Sorry, Bitcoin Investment Trust shareholders, but you got hosed on this one
However, earlier this month, shareholders of the Bitcoin Investment Trust must've assumed Christmas came early. Grayscale announced that it had assigned a third party to liquidate the bitcoin cash tokens it received as a result of the summertime fork in bitcoin into two separate currencies: bitcoin and bitcoin cash.
For those who may not recall, a majority (80%) of community support was needed to avoid a forking of bitcoin into two currencies. Roughly three-quarters supported an upgrade that would move some data off bitcoin's blockchain to improve capacity and settlement times. Meanwhile, a quarter of the community (what became bitcoin cash) felt that expanding within the existing blockchain was the smarter choice. This inability to hit the desired support level caused a fork into two separate currencies, with bitcoin holders receiving an equal number of bitcoin cash tokens.

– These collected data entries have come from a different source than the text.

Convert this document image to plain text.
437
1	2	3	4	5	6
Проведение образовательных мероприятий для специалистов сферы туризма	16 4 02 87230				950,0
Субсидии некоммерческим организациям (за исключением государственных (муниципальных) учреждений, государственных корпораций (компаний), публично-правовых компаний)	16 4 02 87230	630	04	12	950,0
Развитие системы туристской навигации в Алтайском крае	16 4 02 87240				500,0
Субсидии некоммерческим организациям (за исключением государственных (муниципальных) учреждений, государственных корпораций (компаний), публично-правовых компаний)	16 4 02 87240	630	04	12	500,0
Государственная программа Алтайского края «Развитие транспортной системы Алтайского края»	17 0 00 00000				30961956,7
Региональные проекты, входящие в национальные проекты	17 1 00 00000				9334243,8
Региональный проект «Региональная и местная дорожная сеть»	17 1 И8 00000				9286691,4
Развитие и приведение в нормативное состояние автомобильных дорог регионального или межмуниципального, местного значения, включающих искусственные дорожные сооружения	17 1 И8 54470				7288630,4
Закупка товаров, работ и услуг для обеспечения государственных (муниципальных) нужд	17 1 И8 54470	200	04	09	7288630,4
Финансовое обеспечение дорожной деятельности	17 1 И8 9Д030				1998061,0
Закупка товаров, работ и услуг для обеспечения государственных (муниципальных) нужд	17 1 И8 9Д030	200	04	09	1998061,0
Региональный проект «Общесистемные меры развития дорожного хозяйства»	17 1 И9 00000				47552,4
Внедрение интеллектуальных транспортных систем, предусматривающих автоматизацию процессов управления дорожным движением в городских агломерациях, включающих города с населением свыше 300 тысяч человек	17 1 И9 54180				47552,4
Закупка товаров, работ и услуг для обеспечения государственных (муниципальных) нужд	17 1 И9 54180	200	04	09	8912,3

Beginning on Nov. 6 and lasting for 32 days, the agent for Bitcoin Investment Trust liquidated the bitcoin cash tokens it received as part of that fork. The result, according to a press release from Grayscale, was a cash remittance of $113.195042 per share for shareholders on record as of Dec. 12, after administrative and agent fees. While not exactly a traditional dividend, this cash payout resulted in a bonus yield of around 7%, based on the share price of the Trust on the day of the announcement.
Unfortunately, this liquidation happened about a few weeks before bitcoin cash's token price really took off. Its announced listing on Coinbase's cryptocurrency exchange briefly shot its price up to nearly $8,500, and it has pushed safely above $3,000 on Dec. 20 and Dec. 21. When the liquidation began, bitcoin cash was trading closer to $600 per coin. If that liquidation had occurred recently, when bitcoin cash trading volume was considerably higher, shareholders would likely have received over $200 more than the $113.195042 in cash per share they're being paid (i.e, $313+ per share). Though it's impossible to accurately predict a top in cryptocurrencies, I can't help but feel that shareholders got hosed on this one.
Is the bubble bursting?
Nevertheless, Bitcoin Investment Trust shareholders should be thrilled they're getting anything at all considering the skepticism surrounding bitcoin and cryptocurrencies in general.
One of the bigger concerns with investing in bitcoin is the possibility that it could be dethroned as the king of all cryptocurrencies. We're seeing more than 50 new virtual currencies, along with their underlying blockchains, brought to market each month. Given that the barrier to entry is so incredibly low, it's certainly not out of the question that a superior blockchain or payment facilitator emerges in the coming months or years.
Regulation is also a double-edged sword for bitcoin. While it's had clear wins in Japan and the U.S., it was also banned in Morocco this November, and remains illegal in around a half-dozen countries. What's more, China cracked down on domestic cryptocurrency exchanges and put the kibosh on initial coin offerings, which is how new cryptocurrencies are brought to market. Regulation could just as easily close as many doors as it opens for bitcoin.
Lastly, there's not much that investors can fundamentally tie bitcoin's performance to. Emotions are fleeting, as are news-driven events, which could make placing a logical value on bitcoin impossible.
I personally believe shareholders in the Bitcoin Investment Trust are playing with fire, but I've been proven wrong before.